Park Lane Group Young Artists New Year Series 2010 – 4

Park Lane Group Young Artists New Year Series 2010

Finzi Quartet (Sara Wolstenholme & Natalie Dick (violins), Ruth Gibson (viola) & Lydia Shelley (cello)]

Huw Wiggin (saxophone) & Timothy Abel (piano)

Meng Yang Pan (piano)


Reviewed by: Richard Whitehouse

Reviewed: 14 January, 2010
Venue: Southbank Centre, London – Purcell Room

Finzi Quartet. Photograph: finziquartet.comDay Four of this year’s PLG Young Artists New Year Series again brought a contrasted assortment of recitals. The early-evening slot featured the excellent Finzi Quartet in two very different pieces. My Day in Hell (2007) found Cheryl Frances Hoad grappling with the implications of Dante’s “Divine Comedy” in a diverse yet tautly argued movement structured around the proportions of Hell as its most famous commentator envisioned it. For all that, an element of ‘comedy’ – at least in the human sense – ensured that the musical response never became overbearing. A striking piece from someone with something to say and the only proviso would be that Hoad might one day find it wanting – not least in the context of Arthur Bliss’s Second Quartet (1950) which, if not in itself revelatory, has a depth and seriousness of purpose that bespeaks a composer at his height of his creative powers. Its four movements are nominally conventional in form, but their angle of approach is as distinctive as it is personal, which also holds for a tonal and expressive trajectory hardly to be taken for granted. Heartening to find a piece of such understated maturity being taken up by musicians at the outset of their professional careers, and for whom its considerable technical challenges were confidently surmounted. Clearly the Finzi Quartet is an ensemble from whom we will doubtless be hearing more.

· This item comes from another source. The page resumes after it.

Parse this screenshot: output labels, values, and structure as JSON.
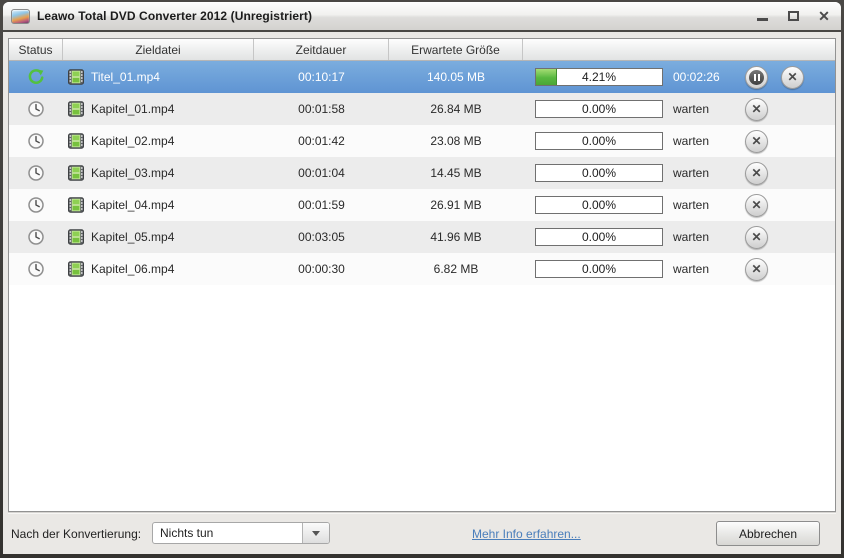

The main evening concert brought two strikingly different performers and programmes. Saxophonist Huw Wiggin had the full measure of the engaging and highly unpredictable variations on a theme of Leonardo da Vinci that are Giles Swayne’s Leonardo’s Dream (2007), with its airborne final stage summoning an appealingly mellifluous tone, then dispatching Michael Berkeley’s Keening (1987) with the appropriate plangent tone. Timothy Abel was the attentive accompaniment in both pieces as well as Andy Scott’s Three Letter Word (2009), a tribute to Swedish composer and pianist Esbjorn Svensson with both instruments locked into a pungent though not inflexible post-minimalist groove. Evidently at home across the extent of his repertoire, Wiggin earlier gave Two Memorials by Mark-Anthony Turnage – the wistful, even diffident ‘Trier’ (2000) and the more overtly commemorative ‘Memorial’ (1995), displaying a security of intonation not to be taken for granted with the soprano saxophone.

Closing each half was Meng Yang Pan with two substantial and testing works for solo piano. It was worthwhile to be reminded of Nicholas Maw’s past achievements: the Six Personae (1973) are among his most exploratory pieces, deploying a varied though never esoteric keyboard technique in a resourceful series of studies that should have enjoyed greater advocacy. Hopefully this pianist will go on to perform the complete set, as her account of the first three studies had the fastidiousness of touch and the inclusiveness of technique that this music requires. Qualities that were equally in evidence, albeit put to rather different ends, in Helmut Lachenmann’s Serynade (1998). Rebarbative and transcendent in equal measure, it places considerable demands on the pianist’s ability to realise its instructions while making aural sense of the gulf between sound and resonance. Suffice to say that Meng Yang Pan, whose account of Lachenmann’s Wiegenmusik was a highlight of the Royal College of Music’s retrospective some three years ago, seemed in total control at all stages of this singular odyssey. Understandable that some punters felt unable to stay the course, but a pity that at least one who did could not have responded with better grace. Not that this affected the warm reception Meng Yang Pan was accorded at the close of an exceptional performance.